El arte del siglo XX consagrado al cuerpo aparece, a decir verdad, como el heredero de una empresa irrealizable. Pero ¿es que acaso los siglos precedentes fueron, en materia de arte corporal, más clarificadores que el momento actual? Dicha cuestión del cuerpo fue reglada, entonces, mediante la utilización de expedientes, de schemata legitimados por la cultura de las élites encargada de mantener el orden simbólico: el modelo cristiano, el mimético, la búsqueda plástica de la bella forma, el cuerpo idealizado, etc....todas ellas surgen como elecciones tácticas o afectivas que no garantizan, en modo alguno, el acceso a la figura exacta, pero que, al menos, adquirieron el valor de fórmulas. Luego, tan pronto como la conciencia occidental tomó conciencia de que nunca más sabría concebir el cuerpo en términos metafísicos –a lo peor, como el vil complemento del alma, a lo mejor como su vertiente orgánica-, era necesario que el artista se entregara a una verdadera empresa de refundación conceptual.

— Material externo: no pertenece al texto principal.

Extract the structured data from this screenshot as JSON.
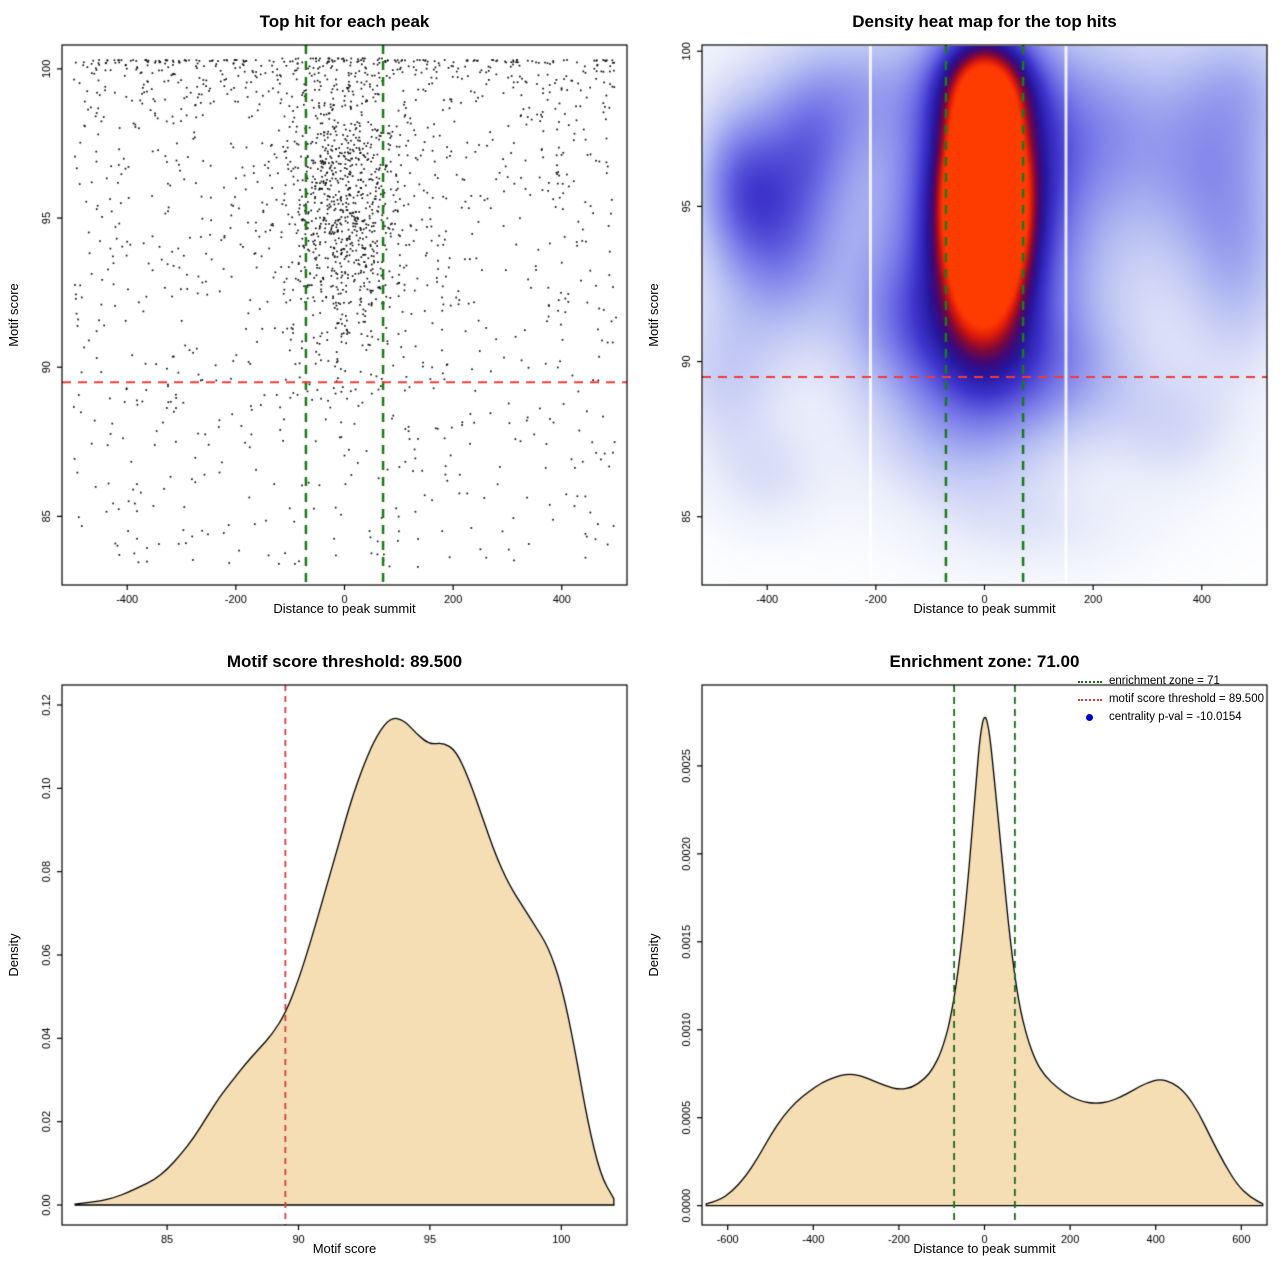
{
  "page": {
    "background": "#ffffff"
  },
  "chart_data": [
    {
      "type": "scatter",
      "title": "Top hit for each peak",
      "xlabel": "Distance to peak summit",
      "ylabel": "Motif score",
      "xlim": [
        -520,
        520
      ],
      "ylim": [
        82.7,
        100.8
      ],
      "xticks": {
        "values": [
          -400,
          -200,
          0,
          200,
          400
        ],
        "labels": [
          "-400",
          "-200",
          "0",
          "200",
          "400"
        ]
      },
      "yticks": {
        "values": [
          85,
          90,
          95,
          100
        ],
        "labels": [
          "85",
          "90",
          "95",
          "100"
        ]
      },
      "point_color": "#111111",
      "points_spec": {
        "seed": 42,
        "background": {
          "n": 1300,
          "xmin": -500,
          "xmax": 500,
          "y_base": 100.3,
          "y_span": 17,
          "y_pow": 2.2
        },
        "cluster": {
          "n": 900,
          "x_mean": 0,
          "x_sd": 55,
          "y_mean": 95.3,
          "y_sd": 2.6
        }
      },
      "lines": [
        {
          "type": "v",
          "value": -71,
          "color": "#1b7a1b",
          "width": 2.5,
          "dash": [
            9,
            7
          ]
        },
        {
          "type": "v",
          "value": 71,
          "color": "#1b7a1b",
          "width": 2.5,
          "dash": [
            9,
            7
          ]
        },
        {
          "type": "h",
          "value": 89.5,
          "color": "#f03b3b",
          "width": 2,
          "dash": [
            9,
            7
          ]
        }
      ]
    },
    {
      "type": "heatmap",
      "title": "Density heat map for the top hits",
      "xlabel": "Distance to peak summit",
      "ylabel": "Motif score",
      "xlim": [
        -520,
        520
      ],
      "ylim": [
        82.8,
        100.2
      ],
      "xticks": {
        "values": [
          -400,
          -200,
          0,
          200,
          400
        ],
        "labels": [
          "-400",
          "-200",
          "0",
          "200",
          "400"
        ]
      },
      "yticks": {
        "values": [
          85,
          90,
          95,
          100
        ],
        "labels": [
          "85",
          "90",
          "95",
          "100"
        ]
      },
      "hotspot": {
        "x": 0,
        "y": 95.8
      },
      "blobs": [
        [
          0,
          95.8,
          38,
          1.6,
          1.15
        ],
        [
          0,
          94.0,
          50,
          2.0,
          0.8
        ],
        [
          2,
          96.3,
          80,
          2.9,
          0.5
        ],
        [
          0,
          98.9,
          58,
          1.2,
          0.5
        ],
        [
          0,
          93.3,
          135,
          3.6,
          0.32
        ],
        [
          0,
          90.2,
          95,
          1.7,
          0.22
        ],
        [
          -380,
          94.3,
          75,
          2.2,
          0.3
        ],
        [
          -455,
          95.8,
          55,
          1.7,
          0.22
        ],
        [
          -320,
          97,
          60,
          1.5,
          0.16
        ],
        [
          200,
          97.6,
          110,
          2.0,
          0.17
        ],
        [
          420,
          96.2,
          90,
          2.2,
          0.18
        ],
        [
          470,
          92.8,
          70,
          2.2,
          0.14
        ],
        [
          -150,
          91.3,
          85,
          1.6,
          0.14
        ],
        [
          160,
          89.6,
          95,
          1.4,
          0.12
        ],
        [
          -60,
          87.4,
          120,
          1.6,
          0.1
        ],
        [
          350,
          87.8,
          90,
          1.4,
          0.1
        ],
        [
          -400,
          86.2,
          80,
          1.3,
          0.09
        ],
        [
          0,
          96,
          470,
          5.5,
          0.13
        ],
        [
          -250,
          98.7,
          100,
          1.4,
          0.14
        ],
        [
          100,
          84.6,
          150,
          1.2,
          0.07
        ],
        [
          -480,
          89.5,
          70,
          1.8,
          0.12
        ],
        [
          480,
          99,
          80,
          1.5,
          0.12
        ]
      ],
      "colormap": [
        {
          "t": 0.0,
          "rgb": [
            255,
            255,
            255
          ]
        },
        {
          "t": 0.08,
          "rgb": [
            235,
            238,
            250
          ]
        },
        {
          "t": 0.22,
          "rgb": [
            180,
            188,
            242
          ]
        },
        {
          "t": 0.38,
          "rgb": [
            118,
            118,
            232
          ]
        },
        {
          "t": 0.52,
          "rgb": [
            62,
            52,
            205
          ]
        },
        {
          "t": 0.64,
          "rgb": [
            38,
            22,
            158
          ]
        },
        {
          "t": 0.72,
          "rgb": [
            64,
            8,
            118
          ]
        },
        {
          "t": 0.8,
          "rgb": [
            122,
            8,
            62
          ]
        },
        {
          "t": 0.87,
          "rgb": [
            190,
            18,
            22
          ]
        },
        {
          "t": 0.93,
          "rgb": [
            235,
            35,
            8
          ]
        },
        {
          "t": 1.0,
          "rgb": [
            255,
            60,
            0
          ]
        }
      ],
      "white_streaks": [
        -210,
        150
      ],
      "lines": [
        {
          "type": "v",
          "value": -71,
          "color": "#1b7a1b",
          "width": 2.5,
          "dash": [
            9,
            7
          ]
        },
        {
          "type": "v",
          "value": 71,
          "color": "#1b7a1b",
          "width": 2.5,
          "dash": [
            9,
            7
          ]
        },
        {
          "type": "h",
          "value": 89.5,
          "color": "#f03b3b",
          "width": 2,
          "dash": [
            9,
            7
          ]
        }
      ]
    },
    {
      "type": "area",
      "title": "Motif score threshold: 89.500",
      "xlabel": "Motif score",
      "ylabel": "Density",
      "xlim": [
        81,
        102.5
      ],
      "ylim": [
        -0.0048,
        0.1248
      ],
      "xticks": {
        "values": [
          85,
          90,
          95,
          100
        ],
        "labels": [
          "85",
          "90",
          "95",
          "100"
        ]
      },
      "yticks": {
        "values": [
          0,
          0.02,
          0.04,
          0.06,
          0.08,
          0.1,
          0.12
        ],
        "labels": [
          "0.00",
          "0.02",
          "0.04",
          "0.06",
          "0.08",
          "0.10",
          "0.12"
        ]
      },
      "fill": "#f5deb3",
      "stroke": "#000000",
      "motif_score_threshold": 89.5,
      "curve": [
        [
          81.5,
          0.0002
        ],
        [
          82,
          0.0006
        ],
        [
          82.5,
          0.001
        ],
        [
          83,
          0.0018
        ],
        [
          83.5,
          0.003
        ],
        [
          84,
          0.0045
        ],
        [
          84.5,
          0.006
        ],
        [
          85,
          0.0085
        ],
        [
          85.5,
          0.012
        ],
        [
          86,
          0.016
        ],
        [
          86.5,
          0.021
        ],
        [
          87,
          0.026
        ],
        [
          87.5,
          0.03
        ],
        [
          88,
          0.034
        ],
        [
          88.5,
          0.0375
        ],
        [
          89,
          0.041
        ],
        [
          89.5,
          0.046
        ],
        [
          90,
          0.054
        ],
        [
          90.5,
          0.064
        ],
        [
          91,
          0.075
        ],
        [
          91.5,
          0.086
        ],
        [
          92,
          0.097
        ],
        [
          92.5,
          0.106
        ],
        [
          93,
          0.113
        ],
        [
          93.5,
          0.117
        ],
        [
          94,
          0.1165
        ],
        [
          94.5,
          0.113
        ],
        [
          95,
          0.1105
        ],
        [
          95.5,
          0.111
        ],
        [
          96,
          0.109
        ],
        [
          96.5,
          0.102
        ],
        [
          97,
          0.093
        ],
        [
          97.5,
          0.084
        ],
        [
          98,
          0.077
        ],
        [
          98.5,
          0.072
        ],
        [
          99,
          0.067
        ],
        [
          99.5,
          0.062
        ],
        [
          100,
          0.053
        ],
        [
          100.5,
          0.038
        ],
        [
          101,
          0.02
        ],
        [
          101.5,
          0.007
        ],
        [
          102,
          0.0015
        ]
      ],
      "lines": [
        {
          "type": "v",
          "value": 89.5,
          "color": "#d43c3c",
          "width": 1.8,
          "dash": [
            6,
            5
          ]
        }
      ]
    },
    {
      "type": "area",
      "title": "Enrichment zone: 71.00",
      "xlabel": "Distance to peak summit",
      "ylabel": "Density",
      "xlim": [
        -660,
        660
      ],
      "ylim": [
        -0.00011,
        0.00296
      ],
      "xticks": {
        "values": [
          -600,
          -400,
          -200,
          0,
          200,
          400,
          600
        ],
        "labels": [
          "-600",
          "-400",
          "-200",
          "0",
          "200",
          "400",
          "600"
        ]
      },
      "yticks": {
        "values": [
          0,
          0.0005,
          0.001,
          0.0015,
          0.002,
          0.0025
        ],
        "labels": [
          "0.0000",
          "0.0005",
          "0.0010",
          "0.0015",
          "0.0020",
          "0.0025"
        ]
      },
      "fill": "#f5deb3",
      "stroke": "#000000",
      "enrichment_zone": 71,
      "centrality_p_val": -10.0154,
      "curve": [
        [
          -650,
          1e-05
        ],
        [
          -620,
          3e-05
        ],
        [
          -590,
          8e-05
        ],
        [
          -560,
          0.00016
        ],
        [
          -530,
          0.00027
        ],
        [
          -500,
          0.0004
        ],
        [
          -470,
          0.00051
        ],
        [
          -440,
          0.00059
        ],
        [
          -410,
          0.00065
        ],
        [
          -380,
          0.0007
        ],
        [
          -350,
          0.00073
        ],
        [
          -320,
          0.00075
        ],
        [
          -290,
          0.00074
        ],
        [
          -260,
          0.00071
        ],
        [
          -230,
          0.00068
        ],
        [
          -200,
          0.00066
        ],
        [
          -170,
          0.00067
        ],
        [
          -140,
          0.00072
        ],
        [
          -120,
          0.00078
        ],
        [
          -100,
          0.00088
        ],
        [
          -80,
          0.00105
        ],
        [
          -60,
          0.00135
        ],
        [
          -40,
          0.0018
        ],
        [
          -20,
          0.0024
        ],
        [
          -10,
          0.00268
        ],
        [
          0,
          0.0028
        ],
        [
          10,
          0.00272
        ],
        [
          20,
          0.0025
        ],
        [
          40,
          0.002
        ],
        [
          60,
          0.0015
        ],
        [
          80,
          0.00115
        ],
        [
          100,
          0.00095
        ],
        [
          120,
          0.00082
        ],
        [
          140,
          0.00074
        ],
        [
          170,
          0.00067
        ],
        [
          200,
          0.00062
        ],
        [
          230,
          0.00059
        ],
        [
          260,
          0.00058
        ],
        [
          290,
          0.00059
        ],
        [
          320,
          0.00062
        ],
        [
          350,
          0.00066
        ],
        [
          380,
          0.0007
        ],
        [
          410,
          0.00072
        ],
        [
          440,
          0.0007
        ],
        [
          470,
          0.00064
        ],
        [
          500,
          0.00053
        ],
        [
          530,
          0.00038
        ],
        [
          560,
          0.00024
        ],
        [
          590,
          0.00012
        ],
        [
          620,
          5e-05
        ],
        [
          650,
          1e-05
        ]
      ],
      "lines": [
        {
          "type": "v",
          "value": -71,
          "color": "#1b6b1b",
          "width": 1.8,
          "dash": [
            7,
            5
          ]
        },
        {
          "type": "v",
          "value": 71,
          "color": "#1b6b1b",
          "width": 1.8,
          "dash": [
            7,
            5
          ]
        }
      ],
      "legend": {
        "items": [
          {
            "label": "enrichment zone = 71",
            "color": "#1b6b1b",
            "marker": "dotted-line"
          },
          {
            "label": "motif score threshold = 89.500",
            "color": "#d43c3c",
            "marker": "dotted-line"
          },
          {
            "label": "centrality p-val = -10.0154",
            "color": "#0000cd",
            "marker": "point"
          }
        ]
      }
    }
  ]
}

De acuerdo con la afirmación de la modernidad, representar el cuerpo equivale, en suma, a poder (o deber) hacer unas elecciones. Al artista, se le ofrecen, desde entonces, demasiadas maneras de dar a ver. Y todo ello sin que sea seguro que las nuevas manierae valgan la pena, y que éstas declinen, a su medida, este cuerpo que, de ahora en adelante, aparece ligado a la idea de complejidad, a la esencia indescifrable.

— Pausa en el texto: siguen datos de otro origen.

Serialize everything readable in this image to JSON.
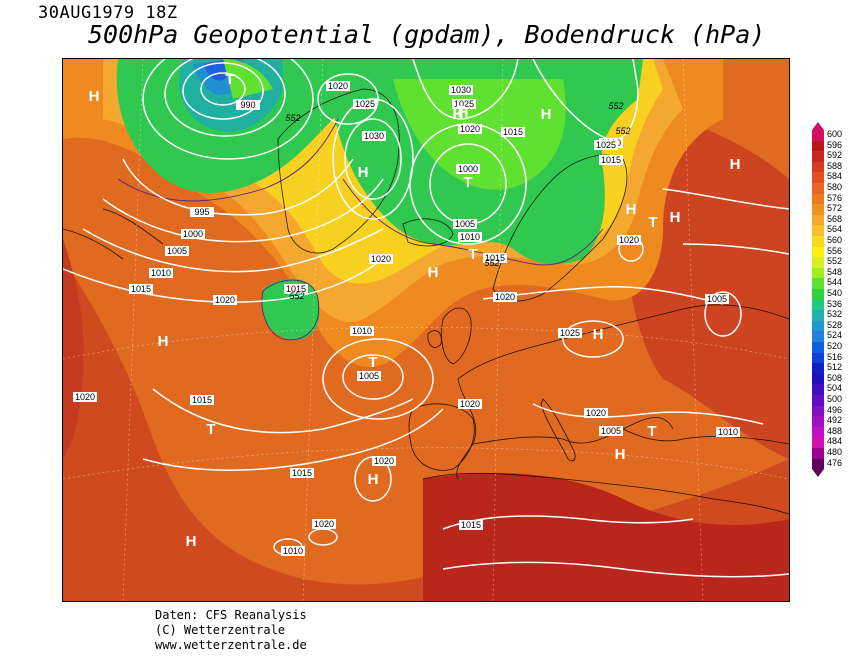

La idea que debe de retenerse –si es que, verdaderamente, existe una- es que el artista no sabría declinar el cuerpo sin inscribirlo en la retórica de un cuestionamiento que, como ha afirmado Blanchot, debería de ser mantenido indefinidamente. La razón de este interminable cuestionamiento reside en la posición misma del artista, esto es, en su doble y perpetua situación tanto en el interior (yo habito en mi cuerpo) como en el exterior (yo me represento habitando este cuerpo que es el mío) de sí . Según Jean-Luc Nancy: “El cuerpo es esta extensión por la cual lo toco todo, todo me toca y por ese contacto, incluso, estoy separado de todo. El cuerpo es lo que me pone fuera, en el sentido en el que el sujeto está siempre fuera de sí, soy yo en tanto que exterioridad” Nota 5. Tratándose de la relación entre arte y cuerpo, todo pasaría, pues, como con esos animales que viven gracias a un estómago exterior, en virtud de un mecanismo –dicen los biólogos- de exogastrulación. Vida orgánica, de un lado, que se autoestructura y halla sus vías de supervivencia en sus propias fuentes materiales; y, de otro, vida simbólica, que requiere de una representación por la cual el arte vendría a servirse de un “estómago exterior”, de un órgano para producir, macerar y digerir ese reflejo de sí misma decididamente necesario para la especie humana que vive como humanidad, esto es, como animalidad dotada del poder de representarse, de disfrutar de su misma figura. No olvidando, empero, que el poder de representarse no garantiza, nunca, el acceso a la representación.

Paul Ardenne es ensayista e historiador de arte contemporáneo. Profesor en la Universidad de Amiens (Francia), colabora en numerosas revistas internacionales (Art Press, Beaux-Arts Magazine, Esse...). Es autor de numerosas obras consagradas a la cultura y el arte de hoy en día, entre las cuales destacan Art, l’âge contemporain (1997), L’Art dans son moment politique (2000), y L’Image Corps –Figures de l’humain dans l’art du 20e siècle (2001).

© Paul Ardenne
Traducción de Pedro A. Cruz Sánchez

NOTAS:

1 BERNARD, M., Le corps, París, Editions du Seuil, 1972, p. 7.
2 Dibujos éstos realizados en 1946, cuando Artaud estaba internado por enfermedad mental. Para un análisis sobre éstos, vid. Paul Thévenin y Jacques Derrida, Antoni Artaud, dessins et portraits, París, 1986.
3 Henry-Pierre Jeudy, Le Corps comme objet d’art, París, Armand Colin, 1998.
4 Michel Foucault, Les Mots et les Choses, París, Gallimard, 1966.
5 Jean-Luc Nancy en Libération (17 de febrero de 2000), « Livres », p. III.